DAZ: Markus, was hat Sie dazu be-wogen, für Ihr Praktikum gerade nach Kasachstan zu kommen? Welchen ersten Eindruck haben Sie vor Ort gewonnen?

Markus Weisenhorn: Ich habe mich für mehrere Praktika beworben und mich letztendlich für ein Auslandspraktikum in Kasachstan entschieden. Ausschlaggebend war auch, dass meine Vorgängerin Barbara Willem so sehr von diesem Land geschwärmt hat.

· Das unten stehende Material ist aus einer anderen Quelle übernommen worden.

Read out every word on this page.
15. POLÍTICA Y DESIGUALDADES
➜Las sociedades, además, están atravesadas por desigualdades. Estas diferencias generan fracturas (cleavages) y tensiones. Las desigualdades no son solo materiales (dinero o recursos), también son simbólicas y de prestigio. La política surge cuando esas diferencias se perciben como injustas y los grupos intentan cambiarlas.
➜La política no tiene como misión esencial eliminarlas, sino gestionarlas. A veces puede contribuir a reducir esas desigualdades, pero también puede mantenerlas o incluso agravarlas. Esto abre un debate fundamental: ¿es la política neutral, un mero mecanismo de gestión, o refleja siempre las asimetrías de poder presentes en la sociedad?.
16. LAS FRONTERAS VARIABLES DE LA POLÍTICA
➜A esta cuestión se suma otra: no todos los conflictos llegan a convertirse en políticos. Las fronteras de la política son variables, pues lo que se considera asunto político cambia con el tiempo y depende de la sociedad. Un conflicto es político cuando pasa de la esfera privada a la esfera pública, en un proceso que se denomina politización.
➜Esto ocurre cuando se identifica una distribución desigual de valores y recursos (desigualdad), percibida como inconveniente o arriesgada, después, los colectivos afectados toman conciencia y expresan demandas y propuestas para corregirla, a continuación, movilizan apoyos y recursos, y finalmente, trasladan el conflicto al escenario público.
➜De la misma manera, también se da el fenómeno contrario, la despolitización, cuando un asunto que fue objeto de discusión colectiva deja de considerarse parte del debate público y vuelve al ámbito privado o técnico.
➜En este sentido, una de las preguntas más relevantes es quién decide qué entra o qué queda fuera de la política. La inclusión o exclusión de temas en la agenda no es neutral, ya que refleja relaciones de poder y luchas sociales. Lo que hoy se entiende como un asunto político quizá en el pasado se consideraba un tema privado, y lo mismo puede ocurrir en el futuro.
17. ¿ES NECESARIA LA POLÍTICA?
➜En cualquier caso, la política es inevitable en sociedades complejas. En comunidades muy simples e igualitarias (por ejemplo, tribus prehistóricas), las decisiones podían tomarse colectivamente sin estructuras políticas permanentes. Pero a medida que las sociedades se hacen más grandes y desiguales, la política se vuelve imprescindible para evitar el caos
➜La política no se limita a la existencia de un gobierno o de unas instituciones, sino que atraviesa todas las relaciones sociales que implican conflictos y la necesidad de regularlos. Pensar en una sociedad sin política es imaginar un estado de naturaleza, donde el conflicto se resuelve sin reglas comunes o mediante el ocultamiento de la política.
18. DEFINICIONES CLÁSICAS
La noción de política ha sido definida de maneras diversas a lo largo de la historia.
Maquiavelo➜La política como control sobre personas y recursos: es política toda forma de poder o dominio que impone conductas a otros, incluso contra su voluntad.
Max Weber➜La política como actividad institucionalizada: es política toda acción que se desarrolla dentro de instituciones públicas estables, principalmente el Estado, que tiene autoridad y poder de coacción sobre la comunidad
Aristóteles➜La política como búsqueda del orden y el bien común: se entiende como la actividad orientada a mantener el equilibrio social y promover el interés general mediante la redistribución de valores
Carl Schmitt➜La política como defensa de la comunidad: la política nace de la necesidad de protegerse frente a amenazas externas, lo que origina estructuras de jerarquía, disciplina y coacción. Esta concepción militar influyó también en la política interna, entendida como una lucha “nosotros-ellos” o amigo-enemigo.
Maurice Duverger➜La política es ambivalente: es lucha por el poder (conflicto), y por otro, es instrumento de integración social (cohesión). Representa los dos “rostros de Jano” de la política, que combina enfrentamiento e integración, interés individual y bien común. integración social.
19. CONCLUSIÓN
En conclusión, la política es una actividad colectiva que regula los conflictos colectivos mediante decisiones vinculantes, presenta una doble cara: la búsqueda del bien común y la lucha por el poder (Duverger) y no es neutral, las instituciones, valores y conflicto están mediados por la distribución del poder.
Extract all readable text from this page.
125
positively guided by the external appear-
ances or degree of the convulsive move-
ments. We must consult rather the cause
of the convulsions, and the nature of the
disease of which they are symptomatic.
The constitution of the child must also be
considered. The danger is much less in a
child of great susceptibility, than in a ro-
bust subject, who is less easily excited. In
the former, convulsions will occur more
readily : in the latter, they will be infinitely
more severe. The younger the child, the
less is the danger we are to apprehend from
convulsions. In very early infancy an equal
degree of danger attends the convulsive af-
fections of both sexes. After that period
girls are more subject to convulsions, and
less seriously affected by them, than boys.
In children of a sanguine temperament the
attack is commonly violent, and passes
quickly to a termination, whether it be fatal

Ich selbst besuche an der Universität Wien im Institut für Germanistik das Masterstudium „Deutsch als Zweit- und Fremdsprache“. Das ist eine eigene Spezialausbildung, in der man lernt, Nicht-Muttersprachlern Deutsch beizubringen. Der Schwerpunkt liegt hierbei auf der Vermittlung von Landeskunde, auf der Phonetik, Philologie und natürlich der Sprache selbst.
Nun bin ich seit einigen Tagen hier in Almaty an der Weltsprachenuniversität „Abylai Chan“ und fühle mich sehr wohl. Leider kann ich kein Russisch sprechen und lesen, was es anfangs ein wenig schwierig macht. Vor allem weil viele Leute kein Englisch können. Aber in den ersten Tagen habe ich schon viele Freunde gefunden, die jetzt meine „Dolmetscher“ sind.

Beeindruckt war ich von den sehr guten Deutschkenntnissen einer jungen Studentin, die wir in der Metro trafen. Während ein Freund und ich uns auf Deutsch unterhielten, wurden wir von ihr angesprochen. Es stellte sich heraus, dass das Mädchen an der Weltsprachenuniversität studiert. Wenn alle Studenten hier dieses Sprachniveau hätten wie die junge Studentin, wäre das schon toll!

Was erwarten Sie von Ihrem Praktikum in Kasachstan?

Wenn die Deutsch-Sprachkurse beendet sind, hoffe ich natürlich, dass die Schüler durch meinen Unterricht ein weiteres, umfassenderes Bild über den deutschen Sprachraum haben. Vielleicht kann ich ihnen meine Heimat Südtirol näherbringen, denn dort wird auch Deutsch gesprochen. Außerdem wünsche ich mir, dass ich in meiner Zeit hier in Almaty neue Freunde finde, neue Kontakte knüpfen kann und das Land bereise.

Welche Aufgaben nehmen Sie als Praktikant an der Weltsprachen-Universität wahr?

Meine Hauptaufgabe ist es, als Praktikant, als Muttersprachler Deutsch zu sprechen, damit die Schüler mich hören. Ich werde einmal pro Woche an jedem Kurs teilnehmen und einfach meine Muttersprache zum Besten geben; ich werde versuchen, den Schülern Deutsch zu vermitteln und Landeskunde, Literatur, Musik und Filme näherzubringen.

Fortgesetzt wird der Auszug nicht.